Banks need info incentives, disincentives
By Suwiryo Ismail
JAKARTA (JP): The recent liquidation of 16 insolvent banks is one of the worst incidents in the history of the country's monetary communication during the New Order era.
The main reason for the incident does not merely stem from the lack of depositors' awareness of information about the banks but, more significantly, from the imbalance of Indonesia's monetary communication system.
The imbalance of the information system is caused by the centralization of information distribution, which has no orientation to the depositing public. The depositing public is treated like an entity with no rights of communication or, at least, rights to receive information.
According to Law No. 7/1992 on banking, the rights of communication are concentrated with banks (whether they are creditors or debtors among themselves) as well as Bank Indonesia (the central bank) and the Ministry of Finance, both government institutions being authorized to develop and supervise the banking industry.

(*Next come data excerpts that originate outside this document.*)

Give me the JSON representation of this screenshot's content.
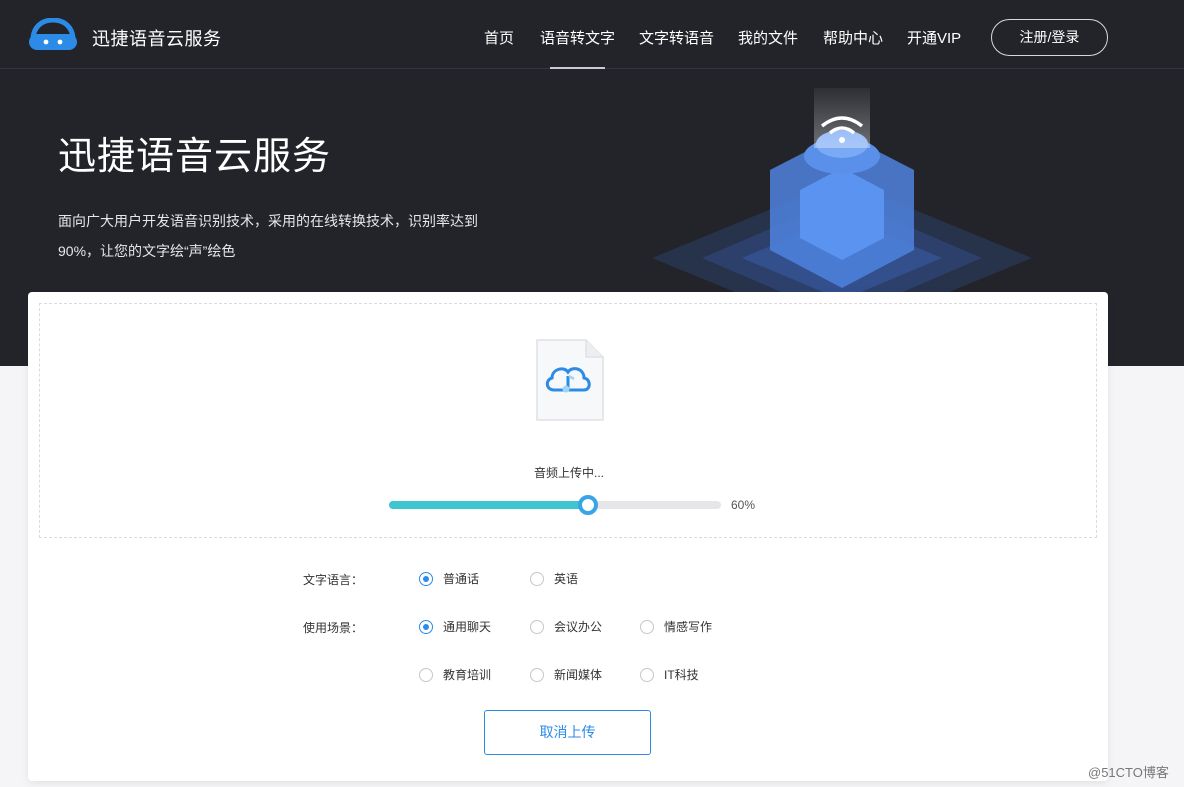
{
  "brand": {
    "name": "迅捷语音云服务"
  },
  "nav": {
    "items": [
      {
        "label": "首页"
      },
      {
        "label": "语音转文字"
      },
      {
        "label": "文字转语音"
      },
      {
        "label": "我的文件"
      },
      {
        "label": "帮助中心"
      },
      {
        "label": "开通VIP"
      }
    ],
    "active_item": "语音转文字",
    "login_label": "注册/登录"
  },
  "hero": {
    "title": "迅捷语音云服务",
    "desc_line1": "面向广大用户开发语音识别技术，采用的在线转换技术，识别率达到",
    "desc_line2": "90%，让您的文字绘“声”绘色"
  },
  "upload": {
    "status": "音频上传中...",
    "progress": 0.6,
    "progress_text": "60%"
  },
  "options": {
    "language_label": "文字语言：",
    "language_choices": [
      {
        "label": "普通话",
        "checked": true
      },
      {
        "label": "英语",
        "checked": false
      }
    ],
    "scene_label": "使用场景：",
    "scene_choices": [
      {
        "label": "通用聊天",
        "checked": true
      },
      {
        "label": "会议办公",
        "checked": false
      },
      {
        "label": "情感写作",
        "checked": false
      },
      {
        "label": "教育培训",
        "checked": false
      },
      {
        "label": "新闻媒体",
        "checked": false
      },
      {
        "label": "IT科技",
        "checked": false
      }
    ]
  },
  "cancel_label": "取消上传",
  "watermark": "@51CTO博客",
  "colors": {
    "hero_bg": "#22242a",
    "accent": "#2b8be6",
    "progress": "#3ec5cf"
  }
}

Depositors, therefore, found it difficult to get clear information about the conditions of their banks when the monetary development was in a critical situation prior to the liquidation of the 16 banks early this month. Meanwhile, Bank Indonesia as the authorized supervisor of commercial banks was not required by law to disclose any information which was needed by the depositors.
The reticence of the government could be recognized from Bank Indonesia's acknowledgement that the government had not disclosed its plans to liquidate the insolvent banks to avoid a public rush.
Based on a banking evaluation, as reported by Bank Indonesia's circular No. 30/2/UUPB and Bank Indonesia directors' letter No. 30/11/KEP/DIR dated April 30, 1997, a number of banks were unhealthy in terms of their capital, productive assets, management, profitability and liquidity.
The tight-lipped policy of the government raised further questions among the public after Minister of Information R. Hartono "blocked" information by prohibiting private television stations from broadcasting live a hearing between the House of Representatives and Minister of Finance Mar'ie Muhammad. Such an incident has not only hindered the provision of direct information but also encouraged the spread of rumors which might even provide misleading information to the public.
Commercial banks are not required to disclose information on the health of their operations to the public, because the banking law only obligates them to file routine reports to Bank Indonesia and the Ministry of Finance. That is why when commercial banks are blamed for not being transparent, they tend to regard this as being the responsibility of the government.
Such an argument is partly correct because the relationship between the public and the government, who is mandated by the public to supervise commercial banks, has never been clear. Bank Indonesia and the Ministry of Finance even refer to articles 33 and 40 of the banking law, which stipulate the secrecy of the banking business, when they refuse to meet requests for transparency.
There is, therefore, a strong need for the review of the law in line with the demand for open availability of information and the development of ethics in society. Facts have shown that the ruling on banking secrecy gives reasons to the central bank and the Ministry of Finance for not providing information on the health of commercial banks.
Some other articles in the law also restrict the public's opportunities to get information to monitor the way banks manage their funds.
The law actually does not show the reciprocity of interests among the government, commercial banks and the public. Articles 41, 42, 43 and 44, for example, give an unlimited mandate to banks to disclose information about the financial conditions of their clients when such information is needed, particularly by the police, prosecutors and judges.
When applying for credit, a client is required to disclose all information about his or her health, business and family members. But he has no rights to seek information about the condition of the bank where he deposits his funds.
Banks, as stipulated by article 40 of the law, are only required to announce their balance sheets and profitability.
The recent bank liquidations have shown the necessity of revising the monetary communication system in the country. The law, when revised, should allow the public to have access to information about the conditions of the banks where they put their money, and require the government to establish a communication system with the public.
Thus, Bank Indonesia should develop a mechanism for disclosing information about the health of banks.
Such openness will encourage banks to improve their management and accountability because these practices will deter banks from violating rules and promote banks operating healthily. Depositors will also feel safe to have their money managed by the banks they trust.
But this will all depend on the political will of the government to improve the transparency of banking information.
The writer is an executive at the Indonesian Legal Aid Institute Foundation.